A bank is the issuing authority of a banker’s cheque. Popularly referred to as a banker’s draft, a bank issues it on behalf of the person who holds an account with the bank. The cheque is issued to meet a payment obligation to the beneficiary residing in the same city. The sum indicated on the cheque is first debited from the individual’s account, after which the bank issues the cheque. The validity of such cheques extends up to three months and cannot be dishonoured. It is why they are also referred to as non-negotiable financial instruments. A payee can request for revalidation of a banker’s cheque. However, this can be done only once and across a period of 365 days from the date on which the cheque was issued. A banker’s cheque clearing time does not exceed more than twenty-four hours after being deposited.
Did you know?
A banker’s cheque is also known as a banker’s draft.
What is a Banker’s Cheque?
A banker’s cheque involves a bank writing a cheque on your behalf. You provide the cash to the bank or allow the bank to debit your account (if you hold an account with the bank). The bank issues a cheque for the specified amount of cash you pay to it. You can then forward this to the recipient. These cheques involve money transfers within a limited territory, e.g., a town or city. The recipient can get the cheque cleared in any other branch of the same bank which has issued it. This type of cheque is valid for 90 days from the date it is issued. If the cheque is not cleared within three months, it becomes invalid.
Features of a Banker’s Cheque
Most individuals get confused between a banker’s cheque and a demand draft. Let us draw a parallel to understand the difference between the features of these two monetary instruments.
This cheque is issued by a bank on behalf of either an account holder or a person who gives the bank a specific amount of money based on which the bank issues the cheque. This type of payment is limited to the territorial region of one city or town only.
A Demand draft is a financial instrument to make a payment to a recipient residing in another city.
A banker’s cheque is a non-negotiable financial instrument.
A demand draft is negotiable.
All banker’s cheques come printed with the words, non-negotiable.

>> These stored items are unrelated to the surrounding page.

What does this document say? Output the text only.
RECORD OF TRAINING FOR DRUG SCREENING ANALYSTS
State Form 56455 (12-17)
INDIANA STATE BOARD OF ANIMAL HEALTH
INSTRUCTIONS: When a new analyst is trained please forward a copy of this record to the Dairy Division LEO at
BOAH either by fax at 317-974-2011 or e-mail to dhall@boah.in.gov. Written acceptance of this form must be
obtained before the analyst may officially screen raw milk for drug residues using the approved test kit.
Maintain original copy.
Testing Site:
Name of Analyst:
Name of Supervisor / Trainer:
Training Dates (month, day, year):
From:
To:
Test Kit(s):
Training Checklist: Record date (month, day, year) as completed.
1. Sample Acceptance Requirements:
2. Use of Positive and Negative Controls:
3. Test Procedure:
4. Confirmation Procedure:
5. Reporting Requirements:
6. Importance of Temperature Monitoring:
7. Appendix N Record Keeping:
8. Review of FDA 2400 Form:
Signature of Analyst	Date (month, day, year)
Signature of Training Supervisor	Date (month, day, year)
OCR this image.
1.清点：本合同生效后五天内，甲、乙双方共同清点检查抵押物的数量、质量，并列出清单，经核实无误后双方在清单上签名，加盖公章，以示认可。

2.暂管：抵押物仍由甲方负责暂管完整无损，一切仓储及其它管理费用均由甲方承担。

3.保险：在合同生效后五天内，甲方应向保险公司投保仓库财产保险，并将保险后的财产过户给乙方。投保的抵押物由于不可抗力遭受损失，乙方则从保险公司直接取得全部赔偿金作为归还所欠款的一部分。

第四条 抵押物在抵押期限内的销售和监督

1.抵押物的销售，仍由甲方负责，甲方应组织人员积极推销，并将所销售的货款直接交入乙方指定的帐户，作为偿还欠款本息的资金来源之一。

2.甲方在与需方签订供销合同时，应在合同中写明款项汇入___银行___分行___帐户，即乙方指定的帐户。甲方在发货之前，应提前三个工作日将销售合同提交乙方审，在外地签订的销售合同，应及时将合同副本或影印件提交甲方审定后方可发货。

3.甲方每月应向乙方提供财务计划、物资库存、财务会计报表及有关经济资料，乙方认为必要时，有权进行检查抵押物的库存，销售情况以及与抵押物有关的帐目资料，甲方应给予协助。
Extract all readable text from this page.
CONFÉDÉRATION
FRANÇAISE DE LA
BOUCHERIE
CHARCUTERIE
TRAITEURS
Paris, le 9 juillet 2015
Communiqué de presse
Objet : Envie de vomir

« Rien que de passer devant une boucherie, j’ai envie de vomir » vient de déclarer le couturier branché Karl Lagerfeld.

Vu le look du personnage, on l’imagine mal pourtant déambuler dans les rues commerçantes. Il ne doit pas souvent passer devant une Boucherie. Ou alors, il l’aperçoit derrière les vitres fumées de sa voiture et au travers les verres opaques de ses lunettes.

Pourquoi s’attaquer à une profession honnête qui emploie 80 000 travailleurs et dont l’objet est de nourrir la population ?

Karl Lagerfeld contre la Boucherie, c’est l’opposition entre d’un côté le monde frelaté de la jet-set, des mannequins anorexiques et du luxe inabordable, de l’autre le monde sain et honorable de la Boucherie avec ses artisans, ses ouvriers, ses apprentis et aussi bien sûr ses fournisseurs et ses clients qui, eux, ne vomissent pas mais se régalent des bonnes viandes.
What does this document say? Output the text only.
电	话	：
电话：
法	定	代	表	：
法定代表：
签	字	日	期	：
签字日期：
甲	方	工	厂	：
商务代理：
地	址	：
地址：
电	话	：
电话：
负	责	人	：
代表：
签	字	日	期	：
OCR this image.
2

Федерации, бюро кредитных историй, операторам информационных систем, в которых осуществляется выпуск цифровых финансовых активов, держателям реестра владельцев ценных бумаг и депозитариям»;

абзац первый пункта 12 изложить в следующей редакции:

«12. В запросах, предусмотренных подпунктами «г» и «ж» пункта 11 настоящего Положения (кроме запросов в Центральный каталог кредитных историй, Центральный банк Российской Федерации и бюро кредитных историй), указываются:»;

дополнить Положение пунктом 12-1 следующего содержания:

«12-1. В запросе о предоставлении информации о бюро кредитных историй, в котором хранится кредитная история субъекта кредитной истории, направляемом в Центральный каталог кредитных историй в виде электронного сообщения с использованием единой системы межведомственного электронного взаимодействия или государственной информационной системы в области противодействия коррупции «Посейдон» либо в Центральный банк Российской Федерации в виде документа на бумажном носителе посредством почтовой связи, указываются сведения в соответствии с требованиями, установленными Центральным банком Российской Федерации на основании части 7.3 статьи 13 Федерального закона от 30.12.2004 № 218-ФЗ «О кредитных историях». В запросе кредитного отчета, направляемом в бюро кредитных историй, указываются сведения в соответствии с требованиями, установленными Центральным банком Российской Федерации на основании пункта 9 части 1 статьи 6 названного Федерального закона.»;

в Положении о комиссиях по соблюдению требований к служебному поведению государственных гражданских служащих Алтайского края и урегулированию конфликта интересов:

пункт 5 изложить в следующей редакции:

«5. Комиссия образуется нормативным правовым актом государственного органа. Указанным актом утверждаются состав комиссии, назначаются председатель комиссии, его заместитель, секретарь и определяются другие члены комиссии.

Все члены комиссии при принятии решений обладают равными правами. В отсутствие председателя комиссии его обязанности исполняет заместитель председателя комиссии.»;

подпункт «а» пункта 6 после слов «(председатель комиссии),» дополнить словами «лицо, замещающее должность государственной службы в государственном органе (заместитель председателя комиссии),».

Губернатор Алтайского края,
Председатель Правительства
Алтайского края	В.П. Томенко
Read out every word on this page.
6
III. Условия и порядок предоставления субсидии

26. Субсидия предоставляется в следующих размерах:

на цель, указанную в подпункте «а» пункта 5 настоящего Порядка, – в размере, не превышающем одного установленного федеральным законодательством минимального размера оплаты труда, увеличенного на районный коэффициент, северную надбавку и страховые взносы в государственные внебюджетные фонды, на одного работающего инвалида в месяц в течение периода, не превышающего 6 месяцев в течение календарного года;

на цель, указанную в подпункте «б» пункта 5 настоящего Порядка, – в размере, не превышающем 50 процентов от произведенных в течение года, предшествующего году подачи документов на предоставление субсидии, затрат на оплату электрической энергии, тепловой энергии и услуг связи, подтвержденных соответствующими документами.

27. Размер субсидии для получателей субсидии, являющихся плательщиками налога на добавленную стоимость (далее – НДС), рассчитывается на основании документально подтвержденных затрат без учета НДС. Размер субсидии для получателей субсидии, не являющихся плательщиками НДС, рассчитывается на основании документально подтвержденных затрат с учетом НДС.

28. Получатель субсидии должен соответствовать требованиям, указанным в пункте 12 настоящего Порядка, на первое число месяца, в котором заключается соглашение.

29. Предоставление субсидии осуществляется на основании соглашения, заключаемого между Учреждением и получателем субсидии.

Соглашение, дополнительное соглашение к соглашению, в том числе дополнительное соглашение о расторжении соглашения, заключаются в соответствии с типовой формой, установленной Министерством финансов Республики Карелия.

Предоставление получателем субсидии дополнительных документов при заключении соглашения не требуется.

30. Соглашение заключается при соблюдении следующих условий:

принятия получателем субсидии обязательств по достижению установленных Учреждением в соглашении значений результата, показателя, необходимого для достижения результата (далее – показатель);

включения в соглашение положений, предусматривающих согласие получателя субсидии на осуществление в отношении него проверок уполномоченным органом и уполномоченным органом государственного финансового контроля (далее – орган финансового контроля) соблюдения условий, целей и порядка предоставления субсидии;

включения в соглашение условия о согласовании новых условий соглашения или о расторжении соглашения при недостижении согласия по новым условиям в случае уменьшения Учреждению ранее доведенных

Demand drafts are issued with the words A/c payee written across the two parallel lines drawn across the top left corner of the cheque.
You can get a banker’s cheque cleared in any branch of the bank which has issued it but of that specific city or town.
You can get a demand draft cleared across any bank branch that has issued it across the country.
Despite the above distinct features, both these financial instruments bear many common features:
- They both involve making payments towards financial obligations.
- The individual making the payment does so in advance to the bank.
- Both include a prepayment clause which leaves no room for them to be dishonoured.
- Both these monetary instruments are valid only for a time frame of 90 days (3 months).
Why Do People Use Cheques?
To understand the reasoning behind the usage of cheques, even today, let us first understand the different types of cheques. Our lives revolve around digitisation, but most individuals prefer to make payments through cheques when it comes to making payments.
There are multiple reasons for this:
- Cheque payment is more secure than a cash payment. It is proof of the payment that is made.
- Cash payments can be denied by the recipients, whereas cheque payments are recorded in the books of accounts of every bank. The records are maintained physically and digitally with a regular backup of all financial transactions.
- Cheques serve to validate payments made and payments received in every type of business and a personal transfer of payments.
What Are the Other Kinds of Cheques?
The various types of cheques are as follows:
This type of cheque is unique because the receiver and the payment maker are the same.
You often resort to this when you wish to avail cash from your account. This type of cheque involves writing the word ‘Self’ in the section that demands the name of the person withdrawing cash. You have to ensure that such a cheque does not fall into the wrong hands as whoever lays hands on it will take advantage of it.
Account Payee Cheque
This type of cheque is also known as a crossed cheque. On the top left side of the cheque, you draw parallel lines within which you write the words account payee. It is one of the most secure ways of making a payment to someone. Only the person whose name you have written on the cheque will be able to clear it.
This type of cheque is a single leaflet of a cheque book. You can obtain payment or deposit in your account. You can also make a payment to someone via this type of cheque.
This is a very useful type of cheque which is ideal for overseas trips. Instead of carrying cash, you can use these cheques and encash them whenever required.
Also Read: Know All About What Is a Cheque Leaf
This type of cheque has the word ‘bearer’ written in the space for adding the recipient’s name. The person encashing the bearer cheque receives the payment on behalf of someone unable to do so in person.
The Post-dated cheque includes a date for making a payment in the future. It has a validity of 90 days from the date of being issued.
The digital world enables us to make monetary transfers through bank applications on a mobile or website, yet several individuals continue to use cheques to make payments. We hope this article has given you some idea of what a banker’s cheque entails and its features.